Das ist natürlich eine hypothetische Frage. Aber wahrscheinlich hätten gerade große Kapitalien, die am meisten vom vorherigen Boom der Börsen und Immobilien profitiert hatten, deutlichere Verluste tragen müssen. Diese eigentlich anstehende Entwertung wurde durch die Staatsinterventionen und die damit verbundene Sozialisierung von Verlusten gemildert und teilweise auch ganz verhindert. Gut möglich, dass die Krise sich verschärft und noch stärker von der Finanz- auf die restliche Wirtschaft übergegriffen hätte.
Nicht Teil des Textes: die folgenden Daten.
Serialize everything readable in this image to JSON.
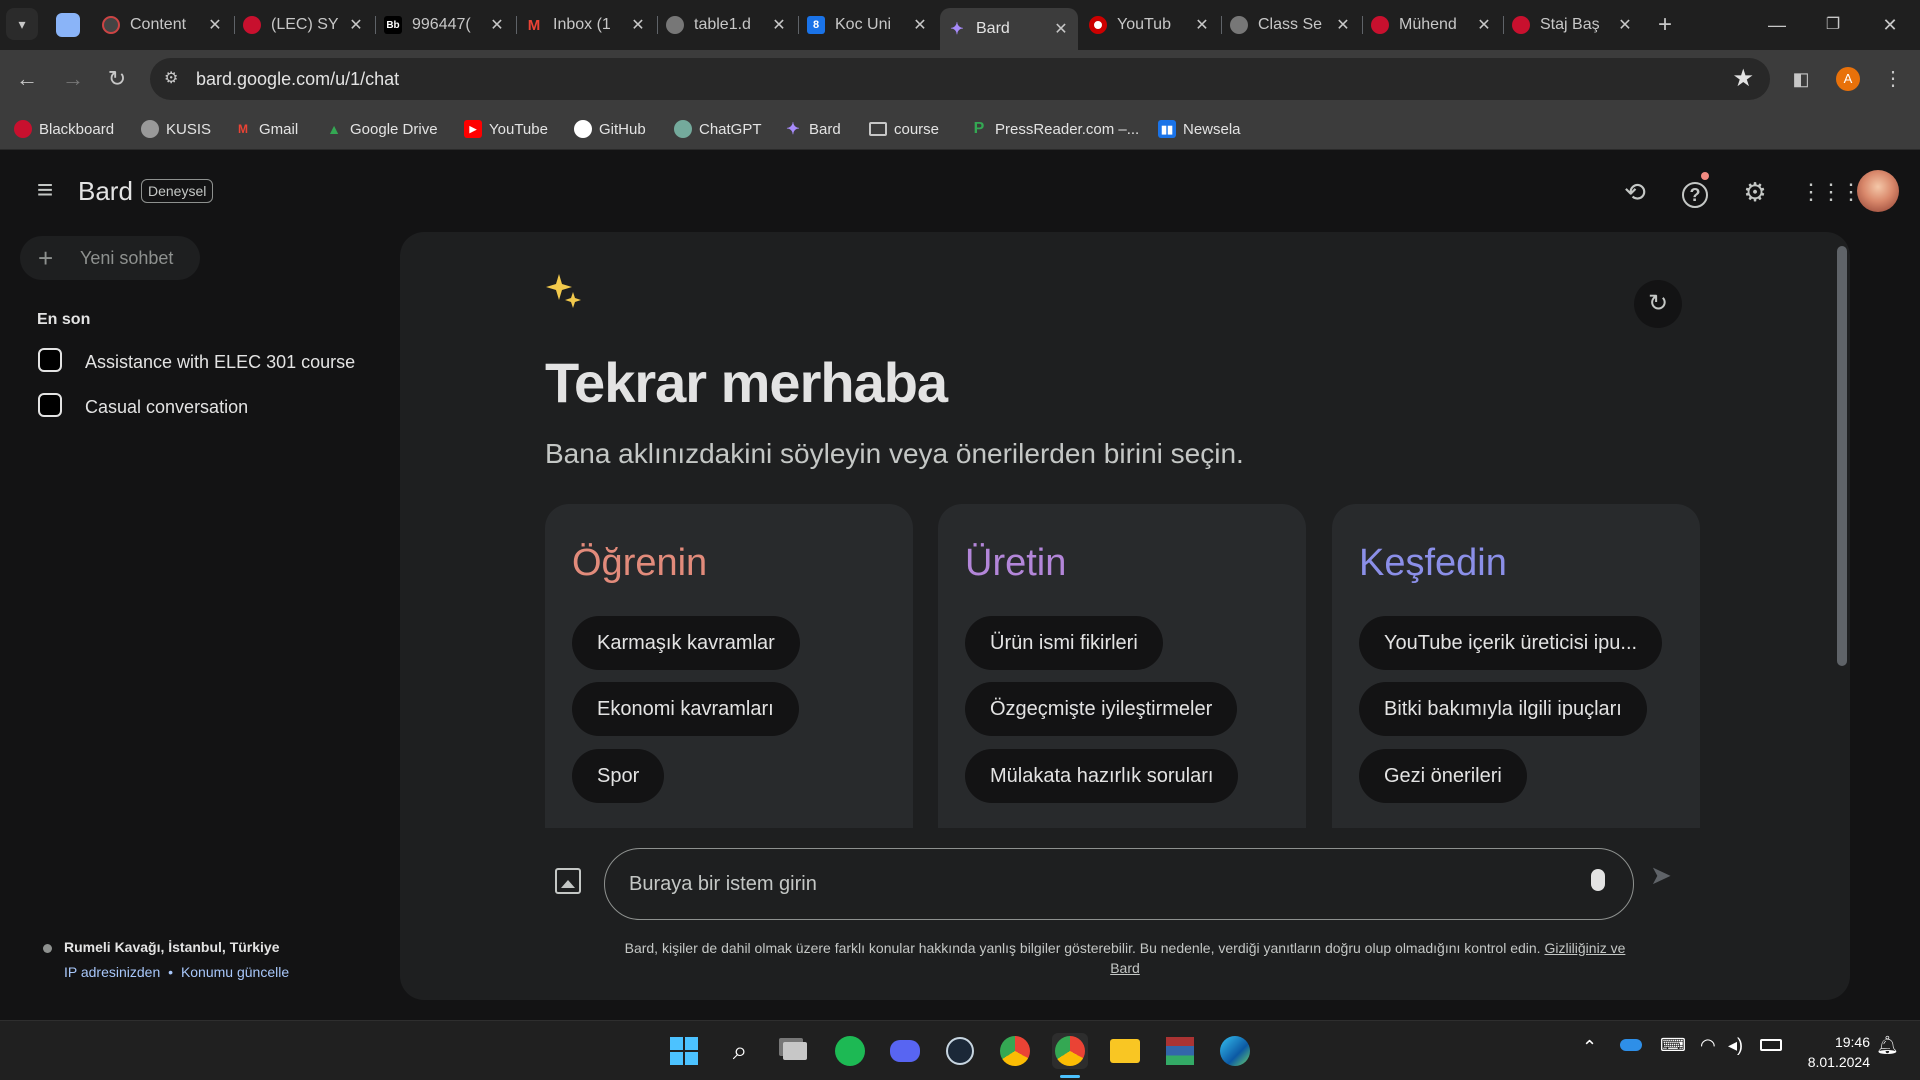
{
  "browser": {
    "tabs": [
      {
        "label": "Content",
        "icon": "content-icon"
      },
      {
        "label": "(LEC) SY",
        "icon": "lec-icon"
      },
      {
        "label": "996447(",
        "icon": "blackboard-icon"
      },
      {
        "label": "Inbox (1",
        "icon": "gmail-icon"
      },
      {
        "label": "table1.d",
        "icon": "globe-icon"
      },
      {
        "label": "Koc Uni",
        "icon": "koc-icon"
      },
      {
        "label": "Bard",
        "icon": "bard-icon"
      },
      {
        "label": "YouTub",
        "icon": "youtube-icon"
      },
      {
        "label": "Class Se",
        "icon": "globe-icon"
      },
      {
        "label": "Mühend",
        "icon": "muhendis-icon"
      },
      {
        "label": "Staj Baş",
        "icon": "staj-icon"
      }
    ],
    "url": "bard.google.com/u/1/chat",
    "profile_initial": "A",
    "bookmarks": [
      {
        "label": "Blackboard",
        "icon": "blackboard-icon"
      },
      {
        "label": "KUSIS",
        "icon": "globe-icon"
      },
      {
        "label": "Gmail",
        "icon": "gmail-icon"
      },
      {
        "label": "Google Drive",
        "icon": "drive-icon"
      },
      {
        "label": "YouTube",
        "icon": "youtube-icon"
      },
      {
        "label": "GitHub",
        "icon": "github-icon"
      },
      {
        "label": "ChatGPT",
        "icon": "chatgpt-icon"
      },
      {
        "label": "Bard",
        "icon": "bard-icon"
      },
      {
        "label": "course",
        "icon": "folder-icon"
      },
      {
        "label": "PressReader.com –...",
        "icon": "pressreader-icon"
      },
      {
        "label": "Newsela",
        "icon": "newsela-icon"
      }
    ]
  },
  "app": {
    "title": "Bard",
    "badge": "Deneysel",
    "new_chat": "Yeni sohbet",
    "recent_label": "En son",
    "recent": [
      {
        "label": "Assistance with ELEC 301 course"
      },
      {
        "label": "Casual conversation"
      }
    ],
    "location": "Rumeli Kavağı, İstanbul, Türkiye",
    "location_source": "IP adresinizden",
    "location_separator": "•",
    "location_update": "Konumu güncelle",
    "greeting": "Tekrar merhaba",
    "subtitle": "Bana aklınızdakini söyleyin veya önerilerden birini seçin.",
    "cards": [
      {
        "title": "Öğrenin",
        "color": "#e28b7b",
        "chips": [
          "Karmaşık kavramlar",
          "Ekonomi kavramları",
          "Spor"
        ]
      },
      {
        "title": "Üretin",
        "color": "#b386d9",
        "chips": [
          "Ürün ismi fikirleri",
          "Özgeçmişte iyileştirmeler",
          "Mülakata hazırlık soruları"
        ]
      },
      {
        "title": "Keşfedin",
        "color": "#8b8fe8",
        "chips": [
          "YouTube içerik üreticisi ipu...",
          "Bitki bakımıyla ilgili ipuçları",
          "Gezi önerileri"
        ]
      }
    ],
    "prompt_placeholder": "Buraya bir istem girin",
    "disclaimer": "Bard, kişiler de dahil olmak üzere farklı konular hakkında yanlış bilgiler gösterebilir. Bu nedenle, verdiği yanıtların doğru olup olmadığını kontrol edin.",
    "privacy_link_1": "Gizliliğiniz ve",
    "privacy_link_2": "Bard"
  },
  "taskbar": {
    "time": "19:46",
    "date": "8.01.2024"
  },
  "colors": {
    "accent": "#a8c7fa",
    "bg": "#131314",
    "card": "#1e1f20"
  }
}
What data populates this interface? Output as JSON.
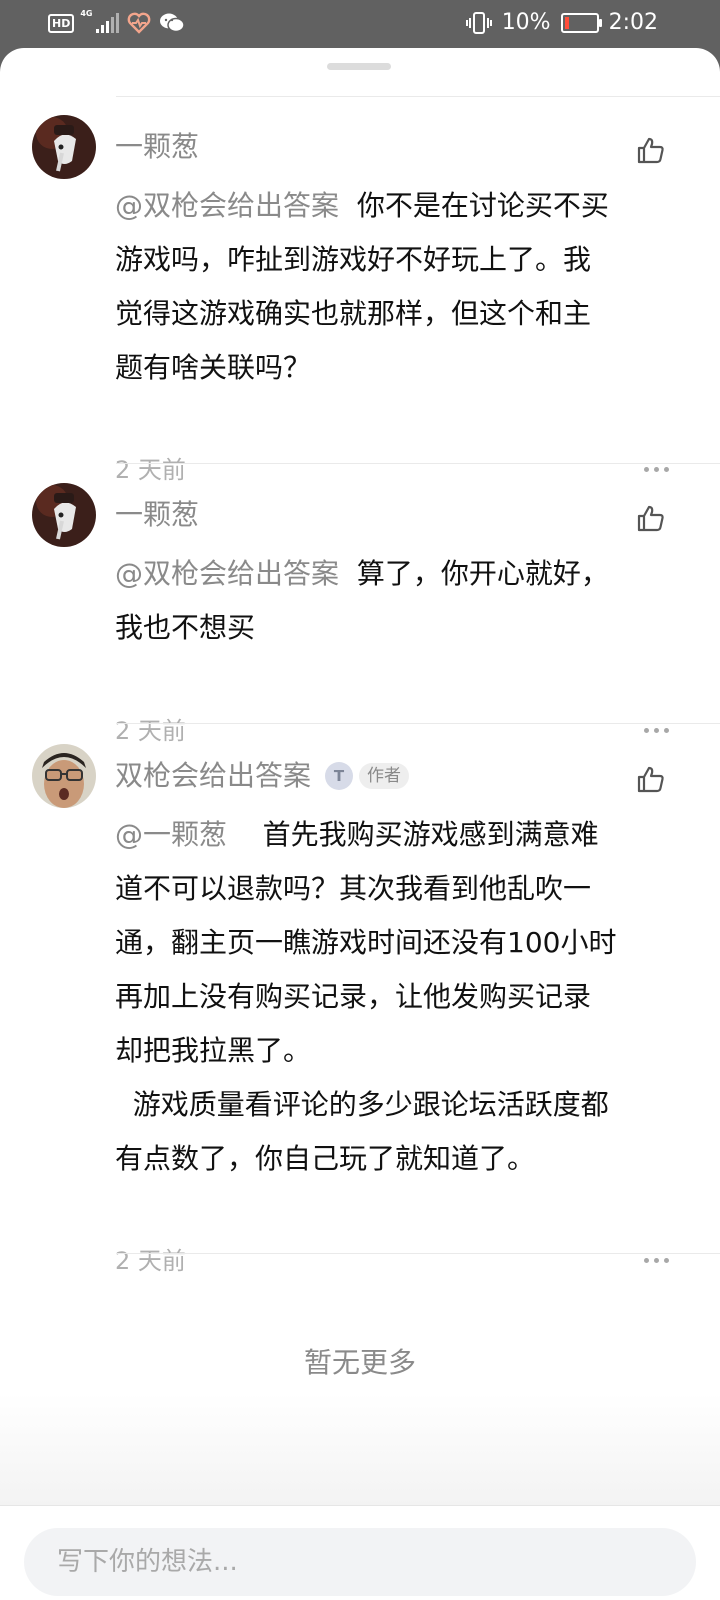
{
  "status_bar": {
    "hd": "HD",
    "network": "4G",
    "battery_percent": "10%",
    "time": "2:02"
  },
  "comments": [
    {
      "username": "一颗葱",
      "mention": "@双枪会给出答案",
      "lines": [
        "你不是在讨论买不买",
        "游戏吗，咋扯到游戏好不好玩上了。我",
        "觉得这游戏确实也就那样，但这个和主",
        "题有啥关联吗？"
      ],
      "time": "2 天前"
    },
    {
      "username": "一颗葱",
      "mention": "@双枪会给出答案",
      "lines": [
        "算了，你开心就好，",
        "我也不想买"
      ],
      "time": "2 天前"
    },
    {
      "username": "双枪会给出答案",
      "badge_letter": "T",
      "author_badge": "作者",
      "mention": "@一颗葱",
      "lines": [
        "首先我购买游戏感到满意难",
        "道不可以退款吗？其次我看到他乱吹一",
        "通，翻主页一瞧游戏时间还没有100小时",
        "再加上没有购买记录，让他发购买记录",
        "却把我拉黑了。",
        "  游戏质量看评论的多少跟论坛活跃度都",
        "有点数了，你自己玩了就知道了。"
      ],
      "time": "2 天前"
    }
  ],
  "no_more_text": "暂无更多",
  "input": {
    "placeholder": "写下你的想法..."
  }
}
Letztendlich hat man die Finanzkrise in eine Schuldenkrise der öffentlichen Haushalte transformiert.

Durch die Auftürmung fiktiven Kapitals in Folge der »Politik des billigen Geldes« seitens der Notenbanken ist die Krisenanfälligkeit des kapitalistischen Systems sicherlich noch größer geworden. Gleichzeitig sind die Raten der Staatsverschuldung in fast allen Staaten exorbitant gestiegen und damit die Handlungsoptionen für diese gesunken. Ist es vorstellbar, dass sich das Szenario der Bankenrettungen beim nächsten Einbruch wiederholt?

Mit den Anleiheaufkäufen und der Nullzinspolitik der Notenbanken hat sich die Lage verglichen mit den 2000er Jahren noch mal deutlich verschärft. Zugleich nimmt unsere Abhängigkeit vom Finanzmarkt weiter zu, indem man etwa Rentensysteme kapitalmarktbasiert gestaltet oder Autobahnen privatisiert. Den Staaten bleibt eigentlich kaum etwas anderes übrig, als für das Wohlergehen der Märkte, wie es immer so schön heißt, zu sorgen. Im Euroraum hat man nach der Finanzkrise mit der Europäischen Bankenunion eine vergemeinschaftete Regelung geschaffen, die staatliche Bankenrettungen erschweren bis verhindern und stattdessen Kreditgeber und Eigentümer belasten soll – Bail-in statt Bail-out. Aber in Italien wurden seit Ende 2016 dennoch drei Banken mit öffentlichen Mitteln gerettet. Für die Stabilisierung der Finanzmärkte, was in erster Linie die Sicherung akkumulierter Vermögen bedeutet, wird also auch trotz Schuldenbremsen und hoher Staatsverschuldung wahrscheinlich immer Geld da sein, auch wenn man versucht, wieder etwas mehr Marktdisziplin durchzusetzen.

Die Rettungen hätten zudem die soziale Ungleichheit verfestigt, schreiben Sie. Welche Folgen meinen Sie damit konkret?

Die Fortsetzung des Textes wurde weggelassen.